Big tobacco firms have an obligation to their shareholders, so they have to say something in their own defence. Their position is that plain packaging will make it easier for criminals to produce and sell counterfeit cigarettes. They quote HMRC’s tobacco smuggling strategy:

The availability of illegal tobacco products undermines public health objectives and impacts on the health of both individuals and wider communities; circumventing health labelling requirements and age of sale restrictions… Unregulated distribution networks associated with smuggling make tobacco more accessible to children and young people and perpetuate health inequalities across socio-economic groups.

The implication is that plain packages will be easier to counterfeit than branded ones. This argument is a smokescreen; criminals don’t usually spoof artwork. In my experience illicit tobacco is currently sold in plain packaging. In clear plastic bags. How ironic. In the UK only nine per cent of ready-rolled cigarettes are bought on the black market. This figure isn’t so low because the boxes are difficult to mimic; it's because most smokers would rather not inhale arsenic, dead flies and dust.

In a tweet in January the chain-smoking Ukip leader said: 'Plain packaging is an appalling intrusion into consumer choice and the operation of the free market. Jobs and tax revenue would suffer.'

Really? Job losses and lost tax revenue would be quickly offset by savings in the NHS, because fewer people would develop lung cancer and other preventable diseases linked to tobacco consumption. The statistics (and the associated costs) are appalling. Smoking is currently estimated to account for over 30,000 cases of lung cancer a year. It is very expensive to treat and usually fatal.

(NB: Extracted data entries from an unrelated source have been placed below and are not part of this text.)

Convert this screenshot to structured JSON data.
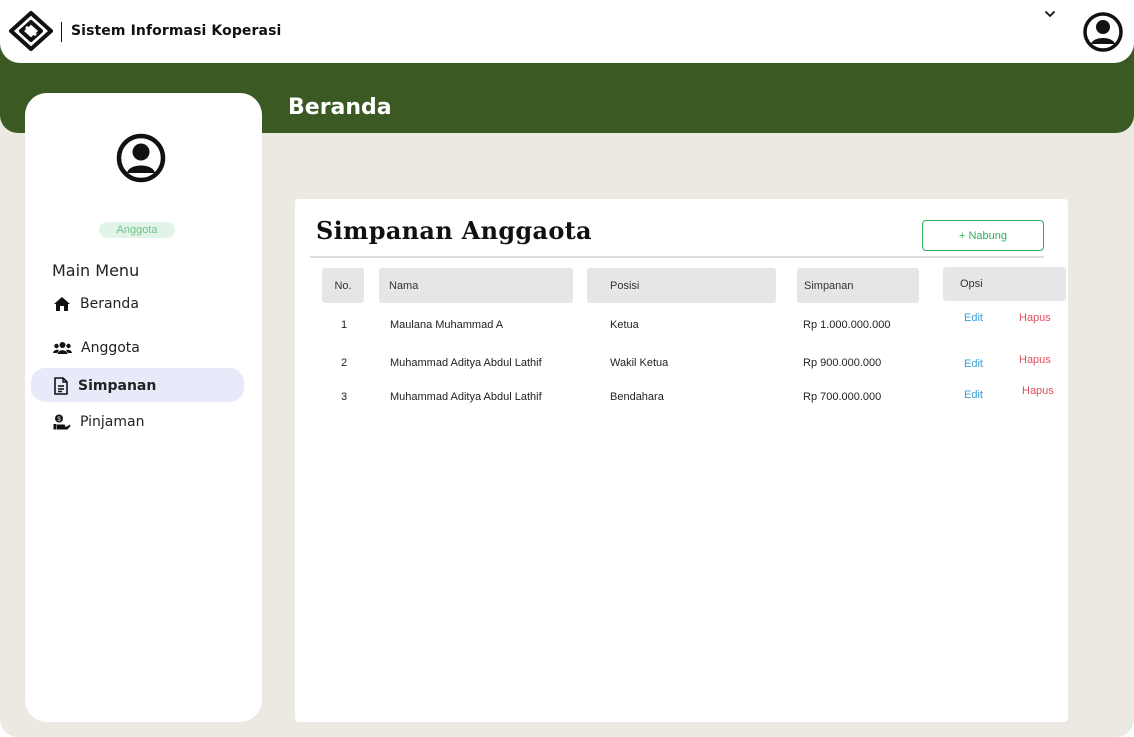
{
  "header": {
    "app_title": "Sistem Informasi Koperasi",
    "page_title": "Beranda",
    "logo_icon": "diamond-logo-icon",
    "account_icon": "user-circle-icon",
    "menu_icon": "chevron-down-icon"
  },
  "sidebar": {
    "avatar_icon": "user-circle-icon",
    "role": "Anggota",
    "menu_heading": "Main Menu",
    "items": [
      {
        "label": "Beranda",
        "icon": "home-icon",
        "active": false
      },
      {
        "label": "Anggota",
        "icon": "users-icon",
        "active": false
      },
      {
        "label": "Simpanan",
        "icon": "document-icon",
        "active": true
      },
      {
        "label": "Pinjaman",
        "icon": "hand-coin-icon",
        "active": false
      }
    ]
  },
  "main": {
    "title": "Simpanan Anggaota",
    "add_button": "+ Nabung",
    "columns": [
      "No.",
      "Nama",
      "Posisi",
      "Simpanan",
      "Opsi"
    ],
    "rows": [
      {
        "no": "1",
        "nama": "Maulana Muhammad A",
        "posisi": "Ketua",
        "simpanan": "Rp 1.000.000.000",
        "edit": "Edit",
        "hapus": "Hapus"
      },
      {
        "no": "2",
        "nama": "Muhammad Aditya Abdul Lathif",
        "posisi": "Wakil Ketua",
        "simpanan": "Rp 900.000.000",
        "edit": "Edit",
        "hapus": "Hapus"
      },
      {
        "no": "3",
        "nama": "Muhammad Aditya Abdul Lathif",
        "posisi": "Bendahara",
        "simpanan": "Rp 700.000.000",
        "edit": "Edit",
        "hapus": "Hapus"
      }
    ]
  },
  "colors": {
    "brand_green": "#3b5a23",
    "background": "#ece8e2",
    "accent_green": "#2fae5e",
    "edit_blue": "#3a9fd6",
    "delete_red": "#e0505f",
    "active_item_bg": "#e8eafa"
  }
}
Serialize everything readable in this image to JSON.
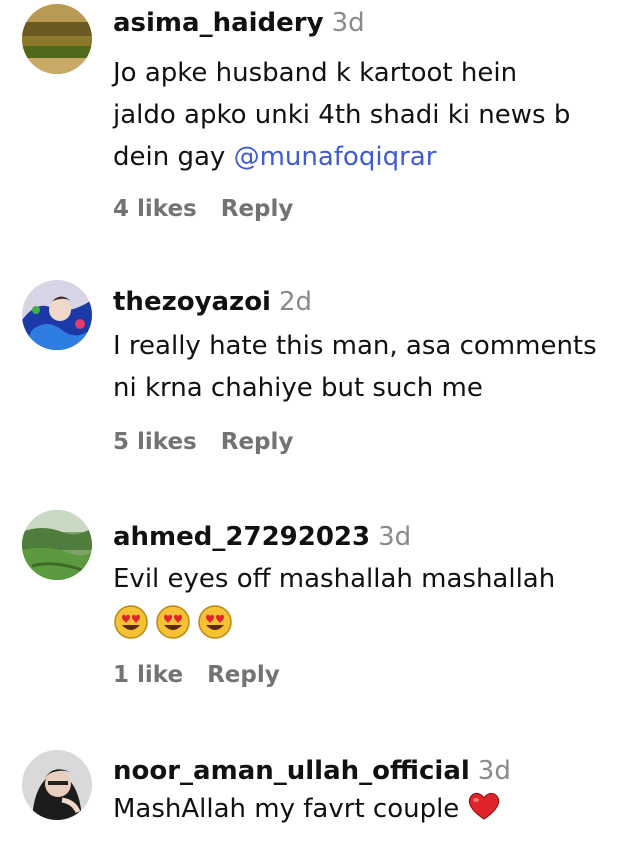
{
  "comments": [
    {
      "username": "asima_haidery",
      "time": "3d",
      "text_lines": [
        "Jo apke husband k kartoot hein",
        "jaldo apko unki 4th shadi ki news b",
        "dein gay "
      ],
      "mention": "@munafoqiqrar",
      "likes": "4 likes",
      "reply": "Reply"
    },
    {
      "username": "thezoyazoi",
      "time": "2d",
      "text_lines": [
        "I really hate this man, asa comments",
        "ni krna chahiye but such me"
      ],
      "likes": "5 likes",
      "reply": "Reply"
    },
    {
      "username": "ahmed_27292023",
      "time": "3d",
      "text_lines": [
        "Evil eyes off mashallah mashallah"
      ],
      "emojis": [
        "heart-eyes-emoji",
        "heart-eyes-emoji",
        "heart-eyes-emoji"
      ],
      "likes": "1 like",
      "reply": "Reply"
    },
    {
      "username": "noor_aman_ullah_official",
      "time": "3d",
      "text_lines": [
        "MashAllah my favrt couple"
      ],
      "emojis": [
        "red-heart-emoji"
      ]
    }
  ],
  "colors": {
    "mention": "#3f5bd6",
    "meta_gray": "#737373",
    "time_gray": "#8a8a8a",
    "heart_red": "#e0242b",
    "emoji_yellow": "#f6c134"
  }
}
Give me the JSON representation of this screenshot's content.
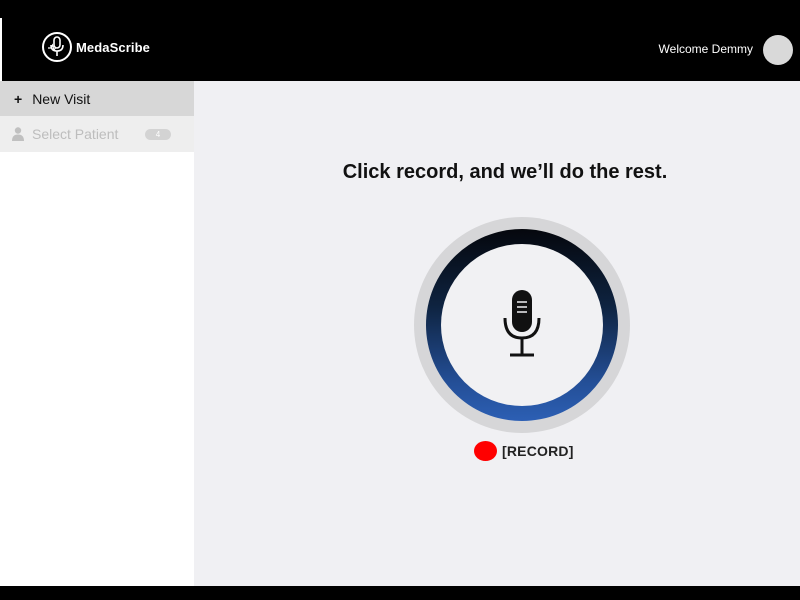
{
  "header": {
    "app_name": "MedaScribe",
    "welcome_text": "Welcome Demmy"
  },
  "sidebar": {
    "items": [
      {
        "label": "New Visit",
        "icon": "plus-icon"
      },
      {
        "label": "Select Patient",
        "icon": "person-icon",
        "badge": "4"
      }
    ]
  },
  "main": {
    "headline": "Click record, and we’ll do the rest.",
    "record_button_icon": "microphone-icon",
    "record_label": "[RECORD]"
  },
  "colors": {
    "header_bg": "#000000",
    "sidebar_active_bg": "#d7d7d7",
    "main_bg": "#f0f0f3",
    "ring_blue": "#2c5fb4",
    "record_dot": "#ff0000"
  }
}
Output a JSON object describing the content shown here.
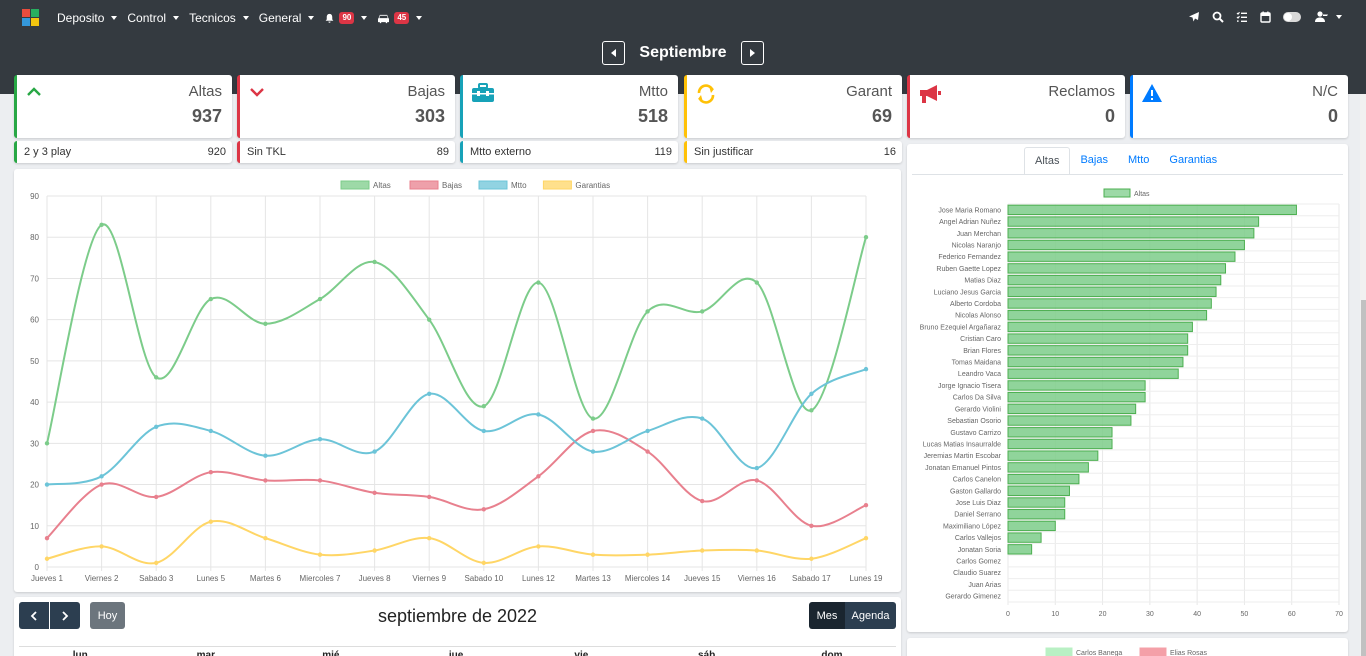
{
  "navbar": {
    "menus": [
      {
        "label": "Deposito"
      },
      {
        "label": "Control"
      },
      {
        "label": "Tecnicos"
      },
      {
        "label": "General"
      }
    ],
    "notifications_badge": "90",
    "vehicles_badge": "45",
    "icons": [
      "send-icon",
      "search-icon",
      "tasks-icon",
      "calendar-icon",
      "toggle",
      "user-icon"
    ]
  },
  "month": {
    "title": "Septiembre"
  },
  "stats": [
    {
      "title": "Altas",
      "value": "937",
      "icon": "chevron-up-icon",
      "color": "#28a745"
    },
    {
      "title": "Bajas",
      "value": "303",
      "icon": "chevron-down-icon",
      "color": "#dc3545"
    },
    {
      "title": "Mtto",
      "value": "518",
      "icon": "toolbox-icon",
      "color": "#17a2b8"
    },
    {
      "title": "Garant",
      "value": "69",
      "icon": "sync-icon",
      "color": "#ffc107"
    },
    {
      "title": "Reclamos",
      "value": "0",
      "icon": "bullhorn-icon",
      "color": "#dc3545"
    },
    {
      "title": "N/C",
      "value": "0",
      "icon": "warning-icon",
      "color": "#007bff"
    }
  ],
  "substats": [
    {
      "label": "2 y 3 play",
      "value": "920"
    },
    {
      "label": "Sin TKL",
      "value": "89"
    },
    {
      "label": "Mtto externo",
      "value": "119"
    },
    {
      "label": "Sin justificar",
      "value": "16"
    }
  ],
  "tabs": [
    {
      "label": "Altas",
      "active": true
    },
    {
      "label": "Bajas",
      "active": false
    },
    {
      "label": "Mtto",
      "active": false
    },
    {
      "label": "Garantias",
      "active": false
    }
  ],
  "calendar": {
    "title": "septiembre de 2022",
    "today_label": "Hoy",
    "view_month": "Mes",
    "view_agenda": "Agenda",
    "weekdays": [
      "lun.",
      "mar.",
      "mié.",
      "jue.",
      "vie.",
      "sáb.",
      "dom."
    ]
  },
  "bottom_legend": [
    {
      "name": "Carlos Banega",
      "color": "#b9f0c4"
    },
    {
      "name": "Elias Rosas",
      "color": "#f4a0a8"
    }
  ],
  "chart_data": [
    {
      "type": "line",
      "x": [
        "Jueves 1",
        "Viernes 2",
        "Sabado 3",
        "Lunes 5",
        "Martes 6",
        "Miercoles 7",
        "Jueves 8",
        "Viernes 9",
        "Sabado 10",
        "Lunes 12",
        "Martes 13",
        "Miercoles 14",
        "Jueves 15",
        "Viernes 16",
        "Sabado 17",
        "Lunes 19"
      ],
      "ylim": [
        0,
        90
      ],
      "yticks": [
        0,
        10,
        20,
        30,
        40,
        50,
        60,
        70,
        80,
        90
      ],
      "legend": "top-center",
      "grid": true,
      "series": [
        {
          "name": "Altas",
          "color": "#7ccc8a",
          "values": [
            30,
            83,
            46,
            65,
            59,
            65,
            74,
            60,
            39,
            69,
            36,
            62,
            62,
            69,
            38,
            80
          ]
        },
        {
          "name": "Bajas",
          "color": "#e8808e",
          "values": [
            7,
            20,
            17,
            23,
            21,
            21,
            18,
            17,
            14,
            22,
            33,
            28,
            16,
            21,
            10,
            15
          ]
        },
        {
          "name": "Mtto",
          "color": "#6cc4d8",
          "values": [
            20,
            22,
            34,
            33,
            27,
            31,
            28,
            42,
            33,
            37,
            28,
            33,
            36,
            24,
            42,
            48
          ]
        },
        {
          "name": "Garantias",
          "color": "#ffd666",
          "values": [
            2,
            5,
            1,
            11,
            7,
            3,
            4,
            7,
            1,
            5,
            3,
            3,
            4,
            4,
            2,
            7
          ]
        }
      ]
    },
    {
      "type": "bar",
      "orientation": "horizontal",
      "legend": "top-center",
      "xlim": [
        0,
        70
      ],
      "xticks": [
        0,
        10,
        20,
        30,
        40,
        50,
        60,
        70
      ],
      "grid": true,
      "categories": [
        "Jose Maria Romano",
        "Angel Adrian Nuñez",
        "Juan Merchan",
        "Nicolas Naranjo",
        "Federico Fernandez",
        "Ruben Gaette Lopez",
        "Matias Diaz",
        "Luciano Jesus Garcia",
        "Alberto Cordoba",
        "Nicolas Alonso",
        "Bruno Ezequiel Argañaraz",
        "Cristian Caro",
        "Brian Flores",
        "Tomas Maidana",
        "Leandro Vaca",
        "Jorge Ignacio Tisera",
        "Carlos Da Silva",
        "Gerardo Violini",
        "Sebastian Osorio",
        "Gustavo Carrizo",
        "Lucas Matias Insaurralde",
        "Jeremias Martin Escobar",
        "Jonatan Emanuel Pintos",
        "Carlos Canelon",
        "Gaston Gallardo",
        "Jose Luis Diaz",
        "Daniel Serrano",
        "Maximiliano  López",
        "Carlos Vallejos",
        "Jonatan Soria",
        "Carlos Gomez",
        "Claudio Suarez",
        "Juan Arias",
        "Gerardo Gimenez"
      ],
      "series": [
        {
          "name": "Altas",
          "color": "#7ccc8a",
          "values": [
            61,
            53,
            52,
            50,
            48,
            46,
            45,
            44,
            43,
            42,
            39,
            38,
            38,
            37,
            36,
            29,
            29,
            27,
            26,
            22,
            22,
            19,
            17,
            15,
            13,
            12,
            12,
            10,
            7,
            5,
            0,
            0,
            0,
            0
          ]
        }
      ]
    }
  ]
}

Farage is right when he says that this is an illiberal move. But the practical arguments against plain packaging don’t stand up to scrutiny. And in pragmatic Britain, ideological arguments about illiberalism just don't carry much weight. The anti-smoking campaigners are winning because they are on the right side of the argument, however much it pains me (and others of a libertarian bent) to admit it.

If you are a smoker who is attached to pretty packaging you should consider switching to e-cigarettes, as the veteran anti-smoking campaigner Dr Derek Yach recommended in the most recent issue of Spectator Health. A Google image search for e-cigarette skins reveals  reveals the stunning variety of colours and motifs on offer – everything from ying-yangs and leopard print to, inexplicably, a silhouette of St Paul’s Cathedral. Plus, of course, you get the nicotine. What's not to like?